D.R.B.: En parte, las ganas de incursionar en el negocio internacional y también la belleza de esta ciudad. Me encanta Buenos Aires: la conocía porque había venido de vacaciones. Disfruto de sus espacios verdes y me atrae mucho su cultura.

P.: ¿Le costó adaptarse a vivir en la Argentina?

D.R.B.: Enormemente. De hecho, todavía estoy pasando por esa transición. El recibimiento en este país no fue como esperaba: si bien la gente es cordial y amable, también es distante, no tan cálida como en otros países. Me costó adaptarme a la falta de infraestructura tecnológica que hay en la Argentina: esperaba un país más desarrollado. Me es difícil entender la falta de cultura ciudadana: no se respeta al prójimo y eso se nota en la suciedad de las veredas y en el tráfico.

P.: ¿En la Argentina el hecho de ser mujer dificulta más que en otros países llegar a cargos ejecutivos en grandes empresas?

D.R.B.: Sí, porque la sociedad argentina es muy machista. Es una característica que me llamó mucho la atención, porque los argentinos por herencia tienen mucho de cultura europea, que es muy «mente abierta». En Colombia, por ejemplo, hay más mujeres que hombres en el ámbito laboral, y también en el sector financiero, que acá es muy masculino.

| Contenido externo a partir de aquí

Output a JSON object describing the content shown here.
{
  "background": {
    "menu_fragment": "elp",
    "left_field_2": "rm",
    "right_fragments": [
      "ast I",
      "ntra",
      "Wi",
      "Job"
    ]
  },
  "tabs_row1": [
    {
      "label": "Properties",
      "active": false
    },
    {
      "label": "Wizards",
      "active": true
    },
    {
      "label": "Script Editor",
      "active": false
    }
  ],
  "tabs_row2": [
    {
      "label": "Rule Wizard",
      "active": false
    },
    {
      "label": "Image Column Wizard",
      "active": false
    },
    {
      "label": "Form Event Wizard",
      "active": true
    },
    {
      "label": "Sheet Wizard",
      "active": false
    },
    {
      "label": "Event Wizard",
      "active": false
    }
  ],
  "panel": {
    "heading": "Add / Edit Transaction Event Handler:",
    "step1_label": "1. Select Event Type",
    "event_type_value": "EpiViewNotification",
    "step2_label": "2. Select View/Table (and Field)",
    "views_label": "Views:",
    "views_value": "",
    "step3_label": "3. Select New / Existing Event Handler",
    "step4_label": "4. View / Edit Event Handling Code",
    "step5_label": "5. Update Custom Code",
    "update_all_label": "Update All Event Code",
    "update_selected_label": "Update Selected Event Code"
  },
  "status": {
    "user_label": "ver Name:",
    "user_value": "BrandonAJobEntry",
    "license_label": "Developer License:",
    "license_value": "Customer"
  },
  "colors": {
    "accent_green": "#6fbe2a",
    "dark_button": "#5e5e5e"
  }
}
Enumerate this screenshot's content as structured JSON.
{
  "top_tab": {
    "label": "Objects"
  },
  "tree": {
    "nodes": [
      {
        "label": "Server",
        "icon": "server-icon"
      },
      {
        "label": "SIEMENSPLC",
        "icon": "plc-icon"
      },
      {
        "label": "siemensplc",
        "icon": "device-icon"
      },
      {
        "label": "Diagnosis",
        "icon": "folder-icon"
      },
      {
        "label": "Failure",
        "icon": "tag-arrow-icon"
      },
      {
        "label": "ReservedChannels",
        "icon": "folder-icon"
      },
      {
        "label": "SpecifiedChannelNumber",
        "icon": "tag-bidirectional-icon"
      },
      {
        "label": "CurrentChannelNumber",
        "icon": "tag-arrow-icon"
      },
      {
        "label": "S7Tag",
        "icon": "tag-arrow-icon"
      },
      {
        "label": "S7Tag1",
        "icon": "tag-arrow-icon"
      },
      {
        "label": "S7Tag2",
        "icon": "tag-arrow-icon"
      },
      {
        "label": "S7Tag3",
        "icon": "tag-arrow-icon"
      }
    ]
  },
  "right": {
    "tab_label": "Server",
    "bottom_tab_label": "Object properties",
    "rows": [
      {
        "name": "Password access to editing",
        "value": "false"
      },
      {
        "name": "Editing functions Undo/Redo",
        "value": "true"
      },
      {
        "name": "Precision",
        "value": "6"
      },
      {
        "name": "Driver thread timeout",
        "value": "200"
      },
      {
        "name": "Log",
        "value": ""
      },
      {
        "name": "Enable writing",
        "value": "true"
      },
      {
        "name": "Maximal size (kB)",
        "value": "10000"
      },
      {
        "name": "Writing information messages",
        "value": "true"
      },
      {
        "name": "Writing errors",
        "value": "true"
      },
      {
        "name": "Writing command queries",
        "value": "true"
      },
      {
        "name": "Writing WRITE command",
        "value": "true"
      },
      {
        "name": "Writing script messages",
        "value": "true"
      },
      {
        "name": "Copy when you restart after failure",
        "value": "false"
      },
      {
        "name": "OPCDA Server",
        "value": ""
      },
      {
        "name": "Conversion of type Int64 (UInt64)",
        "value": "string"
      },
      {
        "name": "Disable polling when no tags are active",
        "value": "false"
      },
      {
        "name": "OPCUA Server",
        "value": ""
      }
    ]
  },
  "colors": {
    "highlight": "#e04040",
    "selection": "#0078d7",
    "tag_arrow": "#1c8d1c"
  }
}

P.: ¿Se sintió discriminada aquí por ser mujer?

D.R.B.: No, pero en reuniones de trabajo con colegas del sector sentí varias veces que se sorprenden no sólo porque soy una mujer a cargo de un puesto gerencial en finanzas, sino también porque soy extranjera. Los argentinos creen que acá están los mejores profesionales y no ven la necesidad de buscarlos en otros países. Es parte de la idiosincrasia argentina.

P.: ¿Existe el «techo de cristal» del que hablan los norteamericanos, ése que la mujer no puede traspasar una vez que llegó a cierto nivel dentro de la organización?

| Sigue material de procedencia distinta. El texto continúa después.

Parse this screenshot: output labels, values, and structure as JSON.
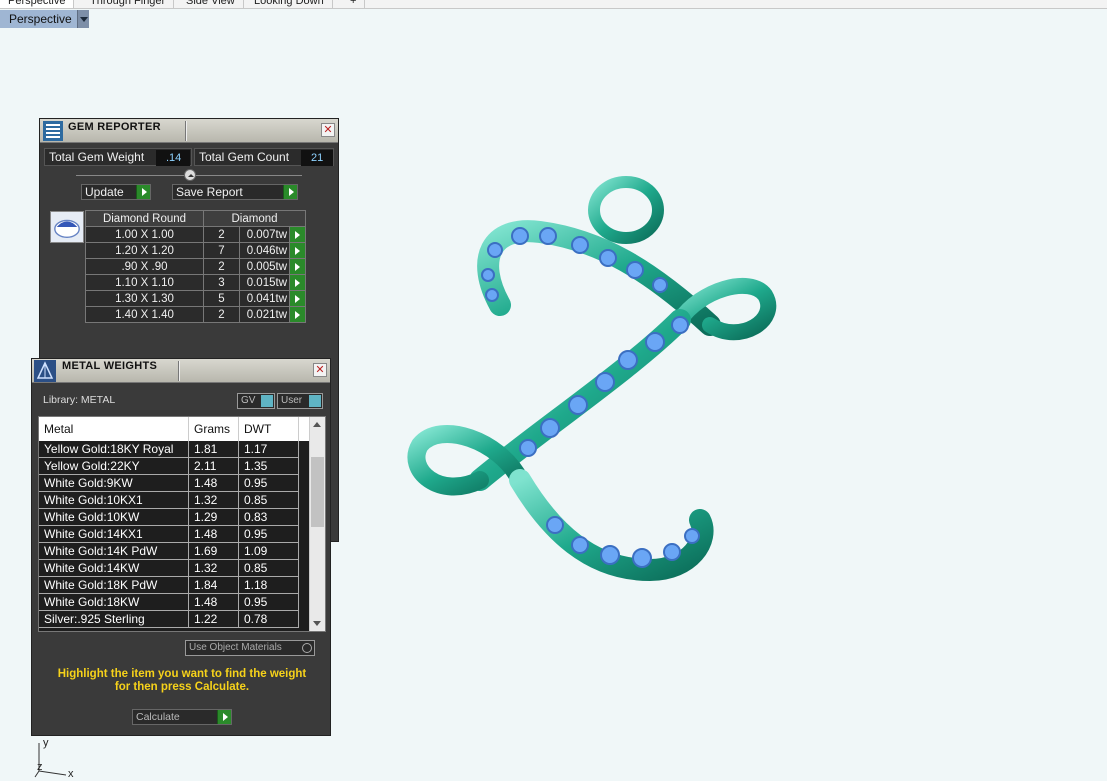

D.R.B.: Claro que existe, aunque injustamente. Las mujeres tienen las mismas facultades para triunfar que los varones. Además buscamos siempre la equidad y nos preocupamos por el factor humano. Los límites que se imponen a las mujeres en el ámbito laboral se dan por el temor que les genera a los hombres que ocupan altos cargos nuestra capacidad; temen ser reemplazados.

P.: ¿Cómo ve al turismo en la Argentina?

D.R.B.: Tiene un gran potencial en el Norte y en el Sur que debe explotar más. En el caso de Buenos Aires, cuando hay poca afluencia de turistas extranjeros el sector hotelero de alta gama se ve afectado porque hay demasiada oferta compitiendo por una plaza muy reducida, y los gastos hay que afrontarlos igual.